Question

determine whether the distribution is a probability distribution.

x	0	1	2	3	4	5
p(x)	3/5	1/10	1/50	1/25	1/20	1/4

is the probability distribution a discrete distribution? why? choose the correct answer below.
a. yes, because the probabilities sum to 1 and are all between 0 and 1, inclusive.
b. no, because the total probability is not equal to 1.
c. no, because some of the probabilities have values greater than 1 or less than 0.
d. yes, because the distribution is symmetric.

Explanation:

Step1: Calculate sum of probabilities

$P=\frac{3}{5}+\frac{1}{10}+\frac{1}{50}+\frac{1}{25}+\frac{1}{20}+\frac{1}{4}$
First, find a common - denominator.
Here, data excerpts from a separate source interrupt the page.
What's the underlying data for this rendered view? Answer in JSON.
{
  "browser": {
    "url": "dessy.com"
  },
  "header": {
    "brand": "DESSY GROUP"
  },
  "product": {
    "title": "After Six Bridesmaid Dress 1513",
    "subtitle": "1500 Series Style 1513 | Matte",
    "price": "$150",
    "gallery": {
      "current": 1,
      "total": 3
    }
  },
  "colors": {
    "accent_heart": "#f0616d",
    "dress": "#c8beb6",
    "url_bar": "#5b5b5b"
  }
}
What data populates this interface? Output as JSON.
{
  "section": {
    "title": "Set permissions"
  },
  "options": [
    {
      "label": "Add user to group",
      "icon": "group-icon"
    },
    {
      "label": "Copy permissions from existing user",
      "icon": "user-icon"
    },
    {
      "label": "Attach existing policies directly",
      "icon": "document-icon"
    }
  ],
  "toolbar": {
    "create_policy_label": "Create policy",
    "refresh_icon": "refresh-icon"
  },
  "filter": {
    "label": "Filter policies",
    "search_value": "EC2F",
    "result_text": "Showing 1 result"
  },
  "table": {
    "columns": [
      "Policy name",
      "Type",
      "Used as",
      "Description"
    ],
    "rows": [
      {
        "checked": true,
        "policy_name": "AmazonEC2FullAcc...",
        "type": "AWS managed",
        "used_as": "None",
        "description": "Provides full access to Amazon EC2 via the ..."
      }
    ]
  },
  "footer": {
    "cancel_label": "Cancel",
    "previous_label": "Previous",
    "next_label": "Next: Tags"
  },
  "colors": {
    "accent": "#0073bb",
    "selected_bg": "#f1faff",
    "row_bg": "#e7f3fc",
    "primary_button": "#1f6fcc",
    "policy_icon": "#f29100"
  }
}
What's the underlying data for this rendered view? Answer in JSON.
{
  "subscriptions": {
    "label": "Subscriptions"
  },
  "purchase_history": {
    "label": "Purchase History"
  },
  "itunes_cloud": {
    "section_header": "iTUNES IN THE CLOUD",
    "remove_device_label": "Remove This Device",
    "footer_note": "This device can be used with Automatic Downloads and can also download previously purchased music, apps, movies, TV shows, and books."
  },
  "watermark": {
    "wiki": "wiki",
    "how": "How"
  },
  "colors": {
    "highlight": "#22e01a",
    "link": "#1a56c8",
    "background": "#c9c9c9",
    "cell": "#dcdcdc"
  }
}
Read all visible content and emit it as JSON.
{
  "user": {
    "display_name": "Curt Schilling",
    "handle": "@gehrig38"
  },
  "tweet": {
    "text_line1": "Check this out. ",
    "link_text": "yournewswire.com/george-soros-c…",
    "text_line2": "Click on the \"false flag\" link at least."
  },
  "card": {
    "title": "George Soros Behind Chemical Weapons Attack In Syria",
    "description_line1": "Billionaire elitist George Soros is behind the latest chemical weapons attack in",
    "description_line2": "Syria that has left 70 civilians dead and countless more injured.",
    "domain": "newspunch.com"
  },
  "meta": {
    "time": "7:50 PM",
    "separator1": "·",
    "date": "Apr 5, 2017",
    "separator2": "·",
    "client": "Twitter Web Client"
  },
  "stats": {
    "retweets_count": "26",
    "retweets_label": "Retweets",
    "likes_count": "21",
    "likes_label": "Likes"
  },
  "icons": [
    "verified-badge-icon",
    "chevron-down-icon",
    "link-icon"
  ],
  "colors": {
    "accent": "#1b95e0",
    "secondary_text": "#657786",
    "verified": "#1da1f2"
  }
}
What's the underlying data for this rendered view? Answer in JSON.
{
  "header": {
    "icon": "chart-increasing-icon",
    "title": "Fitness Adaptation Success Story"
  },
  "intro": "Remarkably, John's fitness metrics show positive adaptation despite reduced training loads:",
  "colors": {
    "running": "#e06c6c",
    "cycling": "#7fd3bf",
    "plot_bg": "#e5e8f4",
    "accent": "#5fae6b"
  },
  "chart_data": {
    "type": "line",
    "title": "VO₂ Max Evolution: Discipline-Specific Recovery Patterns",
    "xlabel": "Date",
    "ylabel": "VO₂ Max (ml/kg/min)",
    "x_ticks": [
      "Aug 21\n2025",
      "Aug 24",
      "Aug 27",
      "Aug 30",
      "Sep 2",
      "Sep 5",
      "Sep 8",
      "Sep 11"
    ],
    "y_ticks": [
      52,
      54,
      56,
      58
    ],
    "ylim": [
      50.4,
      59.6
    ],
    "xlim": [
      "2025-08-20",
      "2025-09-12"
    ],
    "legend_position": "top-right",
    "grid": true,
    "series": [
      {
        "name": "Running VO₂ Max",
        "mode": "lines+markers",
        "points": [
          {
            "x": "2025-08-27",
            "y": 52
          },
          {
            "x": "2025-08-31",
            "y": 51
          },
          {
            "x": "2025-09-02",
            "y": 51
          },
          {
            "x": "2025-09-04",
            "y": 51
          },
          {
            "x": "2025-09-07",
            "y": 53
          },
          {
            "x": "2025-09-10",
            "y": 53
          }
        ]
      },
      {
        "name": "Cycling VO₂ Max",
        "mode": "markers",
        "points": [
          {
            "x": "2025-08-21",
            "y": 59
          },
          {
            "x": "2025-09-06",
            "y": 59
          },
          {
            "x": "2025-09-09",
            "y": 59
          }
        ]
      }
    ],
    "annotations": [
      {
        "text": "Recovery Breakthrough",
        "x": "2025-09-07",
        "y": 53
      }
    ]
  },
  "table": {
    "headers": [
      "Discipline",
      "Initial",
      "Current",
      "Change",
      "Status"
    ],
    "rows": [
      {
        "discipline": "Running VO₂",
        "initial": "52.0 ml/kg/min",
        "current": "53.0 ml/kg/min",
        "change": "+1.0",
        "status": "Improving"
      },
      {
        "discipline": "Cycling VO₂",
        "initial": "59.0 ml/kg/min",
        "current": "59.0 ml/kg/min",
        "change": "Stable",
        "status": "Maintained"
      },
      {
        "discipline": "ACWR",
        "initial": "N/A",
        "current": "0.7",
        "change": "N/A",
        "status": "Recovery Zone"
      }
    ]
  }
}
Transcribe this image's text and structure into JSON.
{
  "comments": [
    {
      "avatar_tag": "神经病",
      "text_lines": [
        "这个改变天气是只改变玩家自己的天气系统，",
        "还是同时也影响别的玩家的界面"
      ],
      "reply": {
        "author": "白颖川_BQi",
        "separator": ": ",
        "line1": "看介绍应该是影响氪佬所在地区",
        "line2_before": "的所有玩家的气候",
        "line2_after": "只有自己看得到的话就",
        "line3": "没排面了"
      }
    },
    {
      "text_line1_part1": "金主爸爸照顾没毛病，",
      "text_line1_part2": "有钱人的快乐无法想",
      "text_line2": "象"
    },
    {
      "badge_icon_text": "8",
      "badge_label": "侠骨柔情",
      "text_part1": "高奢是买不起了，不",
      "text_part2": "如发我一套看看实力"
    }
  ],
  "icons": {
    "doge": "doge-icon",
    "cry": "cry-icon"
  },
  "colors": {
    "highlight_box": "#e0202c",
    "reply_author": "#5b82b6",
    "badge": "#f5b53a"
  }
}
The least common multiple of 5, 10, 50, 25, 20 and 4 is 100.
$P=\frac{3\times20}{5\times20}+\frac{1\times10}{10\times10}+\frac{1\times2}{50\times2}+\frac{1\times4}{25\times4}+\frac{1\times5}{20\times5}+\frac{1\times25}{4\times25}$
$P = \frac{60}{100}+\frac{10}{100}+\frac{2}{100}+\frac{4}{100}+\frac{5}{100}+\frac{25}{100}$
$P=\frac{60 + 10+2 + 4+5+25}{100}=\frac{106}{100}=1.06$

Step2: Check conditions for discrete probability distribution

For a discrete probability distribution, the sum of all probabilities must be equal to 1 and each probability value must be between 0 and 1 (inclusive). Since the sum of the given probabilities is 1.06 which is not equal to 1, it is not a discrete probability distribution.

Answer:

B. No, because the total probability is not equal to 1.